Suppose you have a large saved dataset that takes significant time to load and calculate different aspects of the dataset, and you write a python class to load and expose the many attributes of your data to the rest of your python code. Is there a pythonic way of exposing these attributes in a way that loads/calculates them only when required, and such that multiple requests for the data will not load/calculate them again?
Alternatively, is there a paradigm I'm missing that would remove the need for this? Like using a method to calculate/load big data, and just making sure I reuse the calculated data instead of recalculating it?

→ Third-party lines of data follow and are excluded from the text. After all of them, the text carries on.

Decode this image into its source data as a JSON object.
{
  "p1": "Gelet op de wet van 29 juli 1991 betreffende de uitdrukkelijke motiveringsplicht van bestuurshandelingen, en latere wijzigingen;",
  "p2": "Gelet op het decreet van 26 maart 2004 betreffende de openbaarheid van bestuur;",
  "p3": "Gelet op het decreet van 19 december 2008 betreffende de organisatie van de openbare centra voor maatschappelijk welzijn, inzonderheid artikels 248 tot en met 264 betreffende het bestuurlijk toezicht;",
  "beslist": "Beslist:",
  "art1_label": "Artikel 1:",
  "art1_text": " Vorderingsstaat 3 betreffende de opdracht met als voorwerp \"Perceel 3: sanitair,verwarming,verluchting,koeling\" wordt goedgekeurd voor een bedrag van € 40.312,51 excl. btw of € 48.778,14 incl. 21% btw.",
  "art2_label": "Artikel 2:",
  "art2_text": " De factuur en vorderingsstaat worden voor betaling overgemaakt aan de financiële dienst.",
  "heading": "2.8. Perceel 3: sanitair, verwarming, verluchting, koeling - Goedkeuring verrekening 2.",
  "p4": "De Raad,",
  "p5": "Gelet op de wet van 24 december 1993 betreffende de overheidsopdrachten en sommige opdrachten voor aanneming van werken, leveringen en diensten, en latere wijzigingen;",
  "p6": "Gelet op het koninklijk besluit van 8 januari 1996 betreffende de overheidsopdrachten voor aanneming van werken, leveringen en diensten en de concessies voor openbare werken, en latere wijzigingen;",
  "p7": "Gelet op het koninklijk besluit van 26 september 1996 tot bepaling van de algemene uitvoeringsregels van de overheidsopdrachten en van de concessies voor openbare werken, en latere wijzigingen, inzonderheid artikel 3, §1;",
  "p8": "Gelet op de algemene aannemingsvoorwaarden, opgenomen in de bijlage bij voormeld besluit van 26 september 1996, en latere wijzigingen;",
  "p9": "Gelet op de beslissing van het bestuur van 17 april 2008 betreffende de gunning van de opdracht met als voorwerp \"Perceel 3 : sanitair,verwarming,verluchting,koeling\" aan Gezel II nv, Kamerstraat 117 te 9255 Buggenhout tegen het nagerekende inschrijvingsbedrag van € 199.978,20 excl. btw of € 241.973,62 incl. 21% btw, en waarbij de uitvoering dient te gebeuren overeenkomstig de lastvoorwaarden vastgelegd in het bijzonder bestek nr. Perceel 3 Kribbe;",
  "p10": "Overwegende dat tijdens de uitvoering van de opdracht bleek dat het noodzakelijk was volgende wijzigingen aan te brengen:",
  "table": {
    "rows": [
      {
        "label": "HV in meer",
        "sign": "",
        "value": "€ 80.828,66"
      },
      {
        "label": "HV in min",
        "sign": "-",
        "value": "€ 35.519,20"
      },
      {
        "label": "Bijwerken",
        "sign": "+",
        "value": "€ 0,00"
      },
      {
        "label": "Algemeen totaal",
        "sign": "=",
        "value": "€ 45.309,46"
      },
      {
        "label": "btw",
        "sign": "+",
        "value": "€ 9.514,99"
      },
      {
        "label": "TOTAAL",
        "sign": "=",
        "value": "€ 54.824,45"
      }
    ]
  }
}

This is what I've thought of so far, but it feels like I'm missing something.
def Dataset(object):
def __init__(self, dataset_path):
self.dataset_path = dataset_path
@property
def foo(self):
try:
return self._foo
except AttributeError:
self._foo = self.load_foo(self.dataset_path)
return self._foo
@property
def bar(self):
try:
return self._bar
except AttributeError:
self._bar= self.load_bar(self.dataset_path)
return self._bar
def load_foo(self, dataset_path)
# do things that take a lot of time
return foo
def load_bar(self, dataset_path)
# do things that take a lot of time
return bar
if __name__ == '__main__':
dataset = Dataset('path/to/dataset')
# use dataset information
x = dataset.foo * 5
y = dataset.foo + 3
The advantage of this class is that I do not have to keep track of whether I have previously accessed dataset.foo, additionally, if I don't end up using dataset.bar for this particular object, the loading time isn't wasted as it would if I were to load bar in the init function.
As I use more and more variables, this becomes very ugly looking. Is there a more pythonic way to do this? or should I even be doing this in the first place?